The article list 4 other points to consider. They are all worth discussing with an attorney as you plan your divorce. You can use this as a guide for discussion during your initial meeting.

Wednesday, October 1, 2014

Bankruptcy Roulette ... "What could possibly happen?"

Image courtesy of patrisyu at
When a client walks into my office to discuss bankruptcy, they usually ask what can happen or how long before creditors take action. These questions are not easy to answer. The answer to "what can happen" is everything from nothing to having a sheriff show up at your home to cease and sell your stuff. In Pennsylvania, creditors cannot garnish your wages but there is nothing from stopping them from garnishing your bank accounts and the chance at a paycheck if you have automatic deposit that hits before you know your account has been garnished.
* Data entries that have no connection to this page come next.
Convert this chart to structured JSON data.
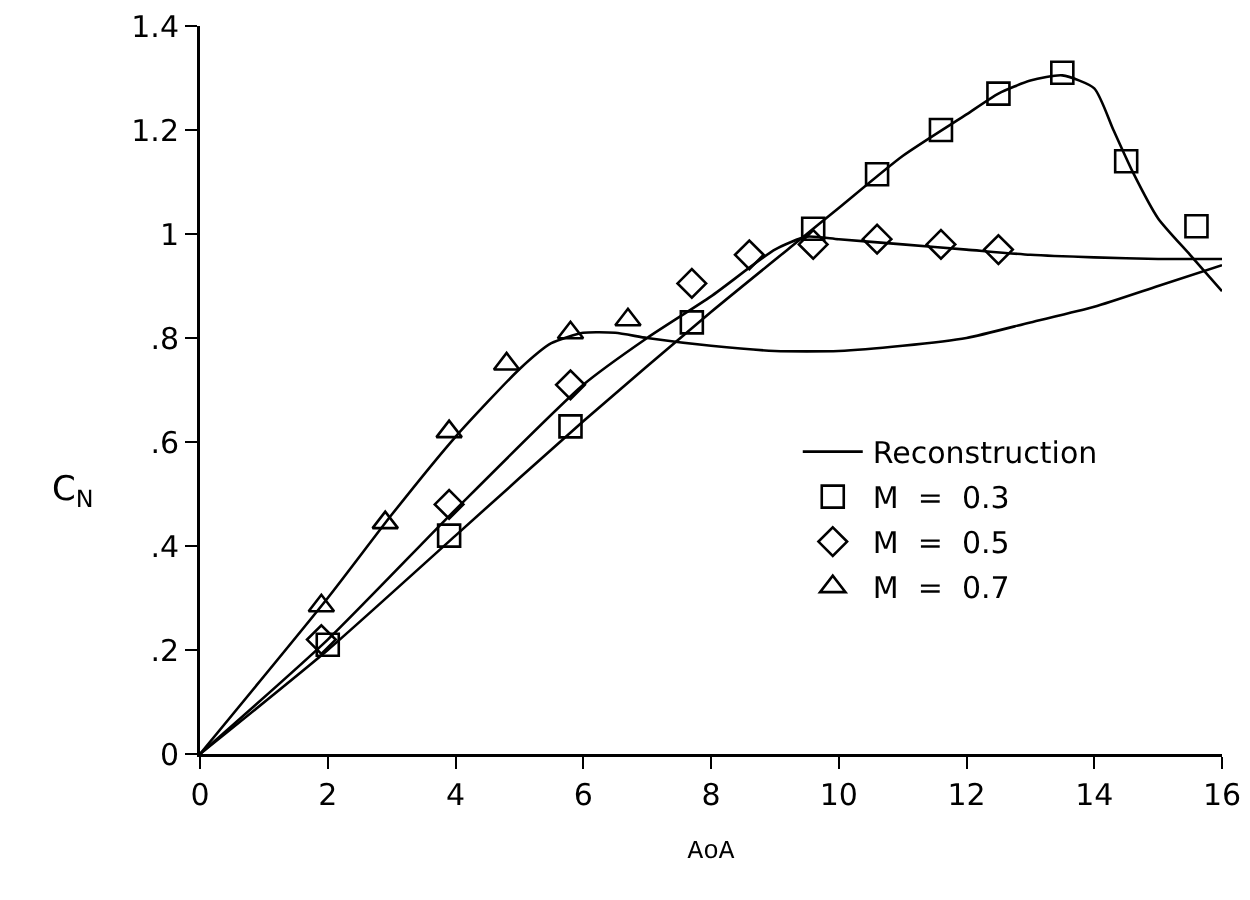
{
  "chart_data": {
    "type": "line",
    "xlabel": "AoA",
    "ylabel": "C$_{N}$",
    "xlim": [
      0,
      16
    ],
    "xticks": [
      0,
      2,
      4,
      6,
      8,
      10,
      12,
      14,
      16
    ],
    "ylim": [
      0,
      1.4
    ],
    "yticks": [
      0,
      {
        "value": 0.2,
        "label": ".2"
      },
      {
        "value": 0.4,
        "label": ".4"
      },
      {
        "value": 0.6,
        "label": ".6"
      },
      {
        "value": 0.8,
        "label": ".8"
      },
      1,
      1.2,
      1.4
    ],
    "grid": false,
    "legend": "right",
    "series": [
      {
        "name": "Reconstruction",
        "color": "#000000",
        "marker": "none",
        "x": [
          0,
          2,
          4,
          6,
          8,
          9.5,
          10,
          11,
          12,
          12.5,
          13,
          13.5,
          14,
          14.3,
          14.6,
          15,
          15.5,
          16
        ],
        "values": [
          0,
          0.2,
          0.42,
          0.64,
          0.85,
          1.0,
          1.05,
          1.15,
          1.23,
          1.27,
          1.295,
          1.305,
          1.28,
          1.2,
          1.12,
          1.03,
          0.96,
          0.89
        ]
      },
      {
        "color": "#000000",
        "marker": "none",
        "x": [
          0,
          2,
          4,
          6,
          7,
          8,
          9,
          9.5,
          10,
          11,
          12,
          13,
          14,
          15,
          16
        ],
        "values": [
          0,
          0.22,
          0.47,
          0.71,
          0.8,
          0.88,
          0.97,
          0.995,
          0.99,
          0.98,
          0.97,
          0.96,
          0.955,
          0.952,
          0.952
        ]
      },
      {
        "color": "#000000",
        "marker": "none",
        "x": [
          0,
          2,
          3,
          4,
          5,
          5.5,
          6,
          6.5,
          7,
          8,
          9,
          10,
          11,
          12,
          13,
          14,
          15,
          16
        ],
        "values": [
          0,
          0.3,
          0.46,
          0.61,
          0.74,
          0.79,
          0.81,
          0.81,
          0.8,
          0.785,
          0.775,
          0.775,
          0.785,
          0.8,
          0.83,
          0.86,
          0.9,
          0.94
        ]
      },
      {
        "name": "M  =  0.3",
        "type": "scatter",
        "color": "#000000",
        "marker": "square",
        "x": [
          2,
          3.9,
          5.8,
          7.7,
          9.6,
          10.6,
          11.6,
          12.5,
          13.5,
          14.5,
          15.6
        ],
        "values": [
          0.21,
          0.42,
          0.63,
          0.83,
          1.01,
          1.115,
          1.2,
          1.27,
          1.31,
          1.14,
          1.015
        ]
      },
      {
        "name": "M  =  0.5",
        "type": "scatter",
        "color": "#000000",
        "marker": "diamond",
        "x": [
          1.9,
          3.9,
          5.8,
          7.7,
          8.6,
          9.6,
          10.6,
          11.6,
          12.5
        ],
        "values": [
          0.22,
          0.48,
          0.71,
          0.905,
          0.96,
          0.98,
          0.99,
          0.98,
          0.97
        ]
      },
      {
        "name": "M  =  0.7",
        "type": "scatter",
        "color": "#000000",
        "marker": "triangle",
        "x": [
          1.9,
          2.9,
          3.9,
          4.8,
          5.8,
          6.7
        ],
        "values": [
          0.285,
          0.445,
          0.62,
          0.75,
          0.81,
          0.835
        ]
      }
    ]
  }
}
In a previous blog, I talked about not panicking because someone threatens to sue you. I talked about and believe debtors and attorneys need to take time to understand the case they are getting ready to file. In addition to understanding the details, debtors should plan their bankruptcy when they can. The debtor should o work with an attorney and file the case on the debtor's timetable. Too many times people wait until a hearing is pending or a sheriff's sale is scheduled. It can be too late sometimes. If someone ceases money before the debtor files, the debtor may loose it. If a landlord wins an order for eviction or if a sheriff's sale on a house happens, the debtor may lose the ability to save their home.

If a debtor waits until the last minute, he or she may loose valuable assets they could have used for a new start. Within the last week, I've help or am helping people who almost lost two weeks pay in a garnishment action and had the power turned off in their home. They knew they were probably going to file for bankruptcy and that creditors were looking for their assets. They were hoping or betting the creditors would come this week.

Bankruptcy attorneys all over the internet tell people not to wait... not to throw good money after bad... not to put off the inevitable. If you know you are in financial trouble, talk to an attorney and make a plan. Don't let a creditor force you into a decision.